Quali effetti provocano queste attività estrattive, professore?

V: «Gli effetti vanno a modificare il corso d’acqua impattando profondamente sulla dinamica e sul trasporto; il materiale tenderà a fermarsi e non a proseguire nel suo percorso, creando così degli sbarramenti. Credo che lì il deflusso minimo vitale, inoltre, sia sotto zero, molto basso. Tutto ciò, inoltre, crea problemi all’erosione, quando infatti vado a creare un sovralluvionamento, la corrente tenderà a scavare di più, questo si vede dalle foto, quindi si delinea un fenomeno di scalzamento e se ci fosse un’opera, lateralmente, la stessa potrebbe essere benissimo messa in difficoltà. Di fatto non è positivo. L’altro aspetto importante è che l’attività stessa provoca una perdita del corridoio ecologico, in termini di fauna e flora, perdendo così un habitat potenziale e dei tratti che potevano essere salvaguardati. C’è la perdita di un valore naturalistico. Potrebbero anche esserci, infine,  problemi di interferenza con la falda, la stessa potrebbe essere bloccata da una rimozione, creerebbe una difficoltà nella circolazione delle acque sotterranee, potrebbe incidere sull’irrigazione».

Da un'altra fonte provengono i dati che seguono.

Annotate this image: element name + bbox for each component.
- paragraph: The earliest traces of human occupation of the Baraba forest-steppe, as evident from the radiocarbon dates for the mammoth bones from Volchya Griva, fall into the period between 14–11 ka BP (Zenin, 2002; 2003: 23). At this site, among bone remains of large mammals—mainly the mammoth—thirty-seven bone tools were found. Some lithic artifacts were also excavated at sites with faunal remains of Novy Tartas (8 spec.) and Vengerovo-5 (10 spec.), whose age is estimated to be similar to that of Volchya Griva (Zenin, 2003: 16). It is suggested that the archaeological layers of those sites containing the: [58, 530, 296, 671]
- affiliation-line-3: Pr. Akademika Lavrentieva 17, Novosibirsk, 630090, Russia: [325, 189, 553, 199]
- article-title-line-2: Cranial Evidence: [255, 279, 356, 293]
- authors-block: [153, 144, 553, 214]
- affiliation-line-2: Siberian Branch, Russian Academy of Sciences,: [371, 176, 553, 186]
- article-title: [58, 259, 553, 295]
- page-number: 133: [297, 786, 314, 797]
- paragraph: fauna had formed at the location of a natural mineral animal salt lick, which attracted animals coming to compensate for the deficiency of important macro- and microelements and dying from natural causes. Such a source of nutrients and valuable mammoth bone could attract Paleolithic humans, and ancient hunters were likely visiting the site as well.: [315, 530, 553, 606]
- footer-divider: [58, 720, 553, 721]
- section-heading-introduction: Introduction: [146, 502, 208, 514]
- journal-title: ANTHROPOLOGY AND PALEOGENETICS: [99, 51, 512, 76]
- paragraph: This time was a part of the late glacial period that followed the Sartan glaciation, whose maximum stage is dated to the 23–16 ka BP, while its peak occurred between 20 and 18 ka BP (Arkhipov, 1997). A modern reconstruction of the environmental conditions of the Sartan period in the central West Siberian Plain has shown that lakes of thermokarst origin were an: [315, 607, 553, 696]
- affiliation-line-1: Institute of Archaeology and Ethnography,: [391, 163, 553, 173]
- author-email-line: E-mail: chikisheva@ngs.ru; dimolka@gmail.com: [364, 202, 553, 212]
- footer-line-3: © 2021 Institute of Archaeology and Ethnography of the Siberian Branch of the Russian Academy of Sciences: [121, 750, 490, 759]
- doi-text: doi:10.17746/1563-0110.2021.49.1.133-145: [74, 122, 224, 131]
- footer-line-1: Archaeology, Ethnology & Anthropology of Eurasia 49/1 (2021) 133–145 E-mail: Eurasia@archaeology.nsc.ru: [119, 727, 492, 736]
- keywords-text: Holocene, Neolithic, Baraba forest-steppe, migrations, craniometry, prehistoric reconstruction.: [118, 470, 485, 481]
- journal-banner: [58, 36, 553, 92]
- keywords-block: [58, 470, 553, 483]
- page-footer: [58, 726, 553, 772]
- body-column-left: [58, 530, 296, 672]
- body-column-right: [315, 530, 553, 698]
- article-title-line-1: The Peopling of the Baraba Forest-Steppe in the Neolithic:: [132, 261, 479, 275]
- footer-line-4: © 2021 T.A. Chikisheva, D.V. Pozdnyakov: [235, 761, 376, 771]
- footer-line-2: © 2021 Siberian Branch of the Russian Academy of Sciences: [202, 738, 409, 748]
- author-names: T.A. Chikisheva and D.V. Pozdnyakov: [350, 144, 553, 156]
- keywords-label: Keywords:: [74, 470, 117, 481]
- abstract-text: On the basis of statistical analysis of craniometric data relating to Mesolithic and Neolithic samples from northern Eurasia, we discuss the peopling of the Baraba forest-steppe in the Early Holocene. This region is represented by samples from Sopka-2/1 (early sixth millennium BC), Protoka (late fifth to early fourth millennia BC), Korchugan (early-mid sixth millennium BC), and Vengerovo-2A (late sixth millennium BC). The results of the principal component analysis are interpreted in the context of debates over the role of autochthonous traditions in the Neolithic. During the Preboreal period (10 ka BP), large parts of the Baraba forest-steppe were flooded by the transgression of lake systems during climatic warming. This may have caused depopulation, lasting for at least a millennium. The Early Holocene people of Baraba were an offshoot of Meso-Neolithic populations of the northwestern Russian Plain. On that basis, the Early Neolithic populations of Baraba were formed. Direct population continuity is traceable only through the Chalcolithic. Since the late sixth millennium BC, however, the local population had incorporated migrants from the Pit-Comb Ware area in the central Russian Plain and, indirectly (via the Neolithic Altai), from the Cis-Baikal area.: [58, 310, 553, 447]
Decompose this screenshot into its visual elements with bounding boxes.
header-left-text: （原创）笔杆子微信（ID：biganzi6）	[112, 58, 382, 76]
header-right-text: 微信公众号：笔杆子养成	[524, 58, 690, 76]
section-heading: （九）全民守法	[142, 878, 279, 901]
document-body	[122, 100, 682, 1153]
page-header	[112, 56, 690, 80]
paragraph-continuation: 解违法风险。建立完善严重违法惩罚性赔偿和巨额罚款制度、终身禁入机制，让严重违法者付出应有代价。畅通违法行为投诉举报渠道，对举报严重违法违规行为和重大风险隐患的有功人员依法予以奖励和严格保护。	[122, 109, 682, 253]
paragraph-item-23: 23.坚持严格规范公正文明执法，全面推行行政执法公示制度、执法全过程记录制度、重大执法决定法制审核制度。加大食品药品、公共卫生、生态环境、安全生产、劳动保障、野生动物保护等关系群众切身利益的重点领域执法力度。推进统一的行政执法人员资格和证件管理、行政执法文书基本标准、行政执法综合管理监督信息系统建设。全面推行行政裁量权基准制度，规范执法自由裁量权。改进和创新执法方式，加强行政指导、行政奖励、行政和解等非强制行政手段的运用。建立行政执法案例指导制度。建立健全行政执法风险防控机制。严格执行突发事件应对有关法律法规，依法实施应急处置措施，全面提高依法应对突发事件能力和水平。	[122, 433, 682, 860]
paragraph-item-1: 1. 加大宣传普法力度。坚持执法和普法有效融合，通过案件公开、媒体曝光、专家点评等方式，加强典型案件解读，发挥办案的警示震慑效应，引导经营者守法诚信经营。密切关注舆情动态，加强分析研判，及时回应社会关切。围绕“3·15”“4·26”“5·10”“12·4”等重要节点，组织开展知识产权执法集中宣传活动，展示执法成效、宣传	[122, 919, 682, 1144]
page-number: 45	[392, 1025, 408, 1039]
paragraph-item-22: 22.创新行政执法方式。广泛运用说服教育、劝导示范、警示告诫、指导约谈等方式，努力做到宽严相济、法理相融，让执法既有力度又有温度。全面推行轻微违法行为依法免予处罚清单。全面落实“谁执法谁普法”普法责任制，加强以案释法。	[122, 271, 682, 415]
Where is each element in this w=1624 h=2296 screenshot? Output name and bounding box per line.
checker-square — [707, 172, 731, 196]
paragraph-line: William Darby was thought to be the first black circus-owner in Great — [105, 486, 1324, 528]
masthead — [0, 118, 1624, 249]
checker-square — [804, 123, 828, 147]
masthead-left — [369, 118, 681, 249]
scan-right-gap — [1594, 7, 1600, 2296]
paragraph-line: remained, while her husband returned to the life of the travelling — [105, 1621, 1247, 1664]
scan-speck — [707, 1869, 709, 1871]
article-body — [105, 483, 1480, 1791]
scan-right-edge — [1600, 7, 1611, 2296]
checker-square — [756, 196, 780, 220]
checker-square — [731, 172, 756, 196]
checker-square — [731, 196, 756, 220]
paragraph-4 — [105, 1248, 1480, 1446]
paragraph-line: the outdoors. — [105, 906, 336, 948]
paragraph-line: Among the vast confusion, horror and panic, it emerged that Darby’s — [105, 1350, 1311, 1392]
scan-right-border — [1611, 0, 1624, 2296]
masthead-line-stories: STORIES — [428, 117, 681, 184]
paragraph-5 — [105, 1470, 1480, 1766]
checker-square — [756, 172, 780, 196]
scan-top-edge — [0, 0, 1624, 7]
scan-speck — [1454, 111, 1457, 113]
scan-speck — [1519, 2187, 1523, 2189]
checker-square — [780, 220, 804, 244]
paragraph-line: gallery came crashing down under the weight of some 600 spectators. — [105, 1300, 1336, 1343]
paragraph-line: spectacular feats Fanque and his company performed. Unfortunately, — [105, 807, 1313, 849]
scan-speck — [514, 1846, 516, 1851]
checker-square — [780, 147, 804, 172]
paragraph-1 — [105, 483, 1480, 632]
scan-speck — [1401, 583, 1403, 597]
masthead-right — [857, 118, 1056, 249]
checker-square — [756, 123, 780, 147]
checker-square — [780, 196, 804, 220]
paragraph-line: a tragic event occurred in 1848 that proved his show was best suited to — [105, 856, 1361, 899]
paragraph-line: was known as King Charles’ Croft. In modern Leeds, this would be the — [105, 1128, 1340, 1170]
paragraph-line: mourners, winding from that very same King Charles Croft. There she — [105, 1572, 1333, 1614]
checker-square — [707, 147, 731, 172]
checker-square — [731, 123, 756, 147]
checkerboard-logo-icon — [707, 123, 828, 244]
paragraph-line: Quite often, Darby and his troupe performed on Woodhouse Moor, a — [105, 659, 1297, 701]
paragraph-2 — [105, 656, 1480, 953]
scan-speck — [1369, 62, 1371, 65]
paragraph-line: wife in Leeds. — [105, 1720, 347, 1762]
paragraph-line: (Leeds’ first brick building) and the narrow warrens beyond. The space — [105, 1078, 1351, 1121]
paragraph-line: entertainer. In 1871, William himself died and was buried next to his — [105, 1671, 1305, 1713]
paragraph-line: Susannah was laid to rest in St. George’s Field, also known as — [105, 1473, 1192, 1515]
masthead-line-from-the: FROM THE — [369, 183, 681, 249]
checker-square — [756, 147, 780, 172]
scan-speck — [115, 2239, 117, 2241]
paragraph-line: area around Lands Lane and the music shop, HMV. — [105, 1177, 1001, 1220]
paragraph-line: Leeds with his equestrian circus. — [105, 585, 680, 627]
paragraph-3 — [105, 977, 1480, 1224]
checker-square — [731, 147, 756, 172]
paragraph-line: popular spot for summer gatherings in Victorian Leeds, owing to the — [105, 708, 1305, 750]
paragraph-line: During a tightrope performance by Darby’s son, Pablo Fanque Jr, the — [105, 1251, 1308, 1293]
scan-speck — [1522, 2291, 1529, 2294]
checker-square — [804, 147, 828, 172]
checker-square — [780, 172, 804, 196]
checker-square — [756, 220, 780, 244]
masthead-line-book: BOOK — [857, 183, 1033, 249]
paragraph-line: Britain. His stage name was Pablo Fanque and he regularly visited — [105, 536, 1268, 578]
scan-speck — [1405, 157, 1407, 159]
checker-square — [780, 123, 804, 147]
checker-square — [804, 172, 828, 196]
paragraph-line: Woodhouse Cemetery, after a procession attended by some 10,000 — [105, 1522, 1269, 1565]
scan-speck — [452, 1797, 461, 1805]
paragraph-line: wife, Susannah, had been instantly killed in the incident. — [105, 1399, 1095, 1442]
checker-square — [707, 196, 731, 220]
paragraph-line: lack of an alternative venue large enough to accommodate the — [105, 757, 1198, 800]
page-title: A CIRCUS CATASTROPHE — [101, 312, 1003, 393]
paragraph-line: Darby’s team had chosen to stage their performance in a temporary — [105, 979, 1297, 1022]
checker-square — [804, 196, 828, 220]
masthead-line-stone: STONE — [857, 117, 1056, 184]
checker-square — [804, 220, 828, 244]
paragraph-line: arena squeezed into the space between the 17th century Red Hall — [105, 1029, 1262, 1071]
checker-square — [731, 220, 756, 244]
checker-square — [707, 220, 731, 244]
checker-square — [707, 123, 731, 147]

Sui Contratti di Fiume, strumenti di tutela dei corsi fluviali, come siamo messi?

V: «La Regione Campania ha individuato cinque fiumi oggetto di una procedura di questo tipo: la parte bassa del Calore dal Comune di Ponte fino al Volturno, capofila di questo corso d’acqua è il Parco Regionale del Taburno Camposauro, poi, c’è il contratto di lago, quello del Tammaro, con il bacino di Campolattaro insieme ad un tratto del fiume Tammaro (per quest’ultimo, ancora oggi, non ho visto però una documentazione, per l’altro invece c’è ed è stata coinvolta l’Università, quello di Campolattaro non credo che abbia sviluppato molte informazioni). Abbiamo poi il contratto del Volturno, nel tratto mediano, nella provincia di Caserta. C’è per il fiume Sele, nel tratto ultimo, nella parte inferiore del fiume e hanno chiesto di ampliarlo nella parte mediana, qui il contratto fa capo all’ente Riserva Foce Fiume Sele. Per ultimo c’è il contratto dell’Ofanto che già aveva iniziato un percorso nazionale con dei risultati importanti. Non so in che modo sia avanzato rispetto agli altri… Mi dispiace perché era una opportunità in quanto si poteva andare a recuperare anche la zona della Puglia ed era un progetto interregionale».

Ormai si è prossimi alla scadenza di questo documento strategico, spiega il professore Valente, e nell’area del Medio Calore, ad esempio, dove sembrava essere nata una certa volontà, non abbiamo adesioni e l’unione dei Comuni; si sarebbe infatti dovuta concretizzare in un’assemblea dei Comuni, ma tutto ciò pare che non sia avvenuto. Si tenga conto, inoltre, che l’attuale sindaco del Comune di Apice, Angelo Pepe, è stato un importante dirigente alle risorse idriche della Regione Campania, chi più di lui potrebbe o avrebbe potuto spingere gli altri Comuni verso questa direzione?

Professore Valente, una domanda conclusiva: c’è cultura ambientale da noi?

V: «C’è una doppia velocità. I giovani, pur avendo una certa sensibilità per l’ambiente più ampia, hanno difficoltà a farla calare nelle situazioni locali, ecco perché c’è bisogno di coltivarla con le associazioni, la scuola. Per quanto riguarda l’aspetto degli adulti e delle amministrazioni, questa cultura non c’è poiché l’ambiente non viene visto come una occasione di sviluppo. Nel piano nazionale Pnrr sono previste nuove figure che dovranno intraprendere azioni di sviluppo che noi in Italia non abbiamo assolutamente; non abbiamo personale efficiente sempre capace di osservare l’ambiente. Pochissimi sono i laureati. È molto difficile, salvo per chi lavora nelle associazioni ambientaliste e, concludo, non c’è un’attività amministrativa tale che possa aiutare e prendersi cura dell’ambiente».

E visto che mancherebbe cultura ambientale, soprattutto negli adulti, si segnala, agli interessati e ai tanti amministratori del circondario, un buon autore come Daniel Goleman e il suo libro sull’intelligenza emotiva: “Come educare all’ecologia”. Si apprenderà come le attività umane si stiano spingendo oltre i limiti del sistema naturale che sostiene i cicli d’acqua fresca e l’uso del terreno. E, se, infine, l’Alta Capacità si saluta come la grande opportunità del territorio, probabilmente, è necessaria una seria riflessione su quelle che sono le potenzialità prioritarie di quel territorio.